You can’t expect your child to instantly be good at playing the even though they are enrolled in violin lessons in Boulder. It will take time for your child to discover what they want to spend their time on. It takes time before they can develop their passions.
Your presence in your child’s life is crucial in their development. You should spend time doing homework with them. You should ask them about school—what they have learned and what they are interested in. By showing your kid that you’re interested in their academic life, you’re indirectly telling them that school can be exciting. But be careful with being on top of your child’s daily activities all the time. They may develop resistance against the school because of the pressure they get from you.
Strike a balance between motivating your kid to do well in school and letting them enjoy their activities outside school. You should also share the details of your day. This will stop the dialogue from feeling like an interrogation of what they have done and how well they have done at school.
You don’t encourage passions and interests by enrolling them in a myriad of different activities. You do that by doing activities as a family. You don’t always have to spend thousands of dollars on a football summer camp or a music lesson. You can expose them to different experiences through family activities.
You shouldn’t merely focus on after-school programs. When children get exposed to people with different talents, they might decide that they want to be like them. That gives you an idea of what activities they should pursue.

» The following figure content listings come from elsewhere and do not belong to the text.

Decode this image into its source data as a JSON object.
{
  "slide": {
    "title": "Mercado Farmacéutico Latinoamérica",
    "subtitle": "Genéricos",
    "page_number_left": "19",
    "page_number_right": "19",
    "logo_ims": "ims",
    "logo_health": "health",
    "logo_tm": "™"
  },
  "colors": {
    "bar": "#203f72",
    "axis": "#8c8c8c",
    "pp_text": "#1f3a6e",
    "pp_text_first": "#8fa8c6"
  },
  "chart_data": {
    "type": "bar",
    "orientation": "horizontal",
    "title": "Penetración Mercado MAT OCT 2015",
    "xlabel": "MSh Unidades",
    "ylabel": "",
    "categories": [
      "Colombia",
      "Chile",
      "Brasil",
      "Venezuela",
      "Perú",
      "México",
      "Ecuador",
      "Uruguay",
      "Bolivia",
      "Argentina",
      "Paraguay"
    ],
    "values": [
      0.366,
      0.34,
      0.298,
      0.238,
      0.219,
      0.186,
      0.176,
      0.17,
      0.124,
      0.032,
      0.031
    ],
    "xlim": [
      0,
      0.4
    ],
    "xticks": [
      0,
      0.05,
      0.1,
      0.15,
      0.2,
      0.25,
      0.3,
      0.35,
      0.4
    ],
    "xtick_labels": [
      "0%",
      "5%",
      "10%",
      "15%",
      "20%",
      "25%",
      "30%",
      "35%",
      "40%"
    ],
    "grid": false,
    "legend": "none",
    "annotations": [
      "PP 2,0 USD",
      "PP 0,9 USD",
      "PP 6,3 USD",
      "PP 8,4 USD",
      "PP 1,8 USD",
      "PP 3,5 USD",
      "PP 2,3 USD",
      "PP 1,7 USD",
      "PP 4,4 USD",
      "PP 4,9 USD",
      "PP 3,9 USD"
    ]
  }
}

Probably the best thing you can do for your child is to support their interests and passions. Some children develop their interests as young as five. Some of them discover their passions when they are 17 years old. There’s nothing wrong with this. Your child can discover what skills they want to hone at different stages in their life. People develop until they are in their early 20s.
Your child needs support in all stages of their lives. You cannot compare them to how other kids are developing because children develop at their own pace. Not pressuring them to excel in activities they may not be interested in is the best gift you can give them.
Don’t let your kid push themselves to the brink of anxiety and depression. Allow them to make mistakes and learn from their failures. Do not reward them only when they win a competition; reward them for their hard work, too. Reward them for behaving excellently even when the competition gets tough.
You can help your child become better individuals in the future by guiding them in finding their passions and interests. Each kid is unique in their own way. There is no reason for you to live up to the expectations of others. Let your child enjoy their childhood and support whatever interests they’ll fall in love with.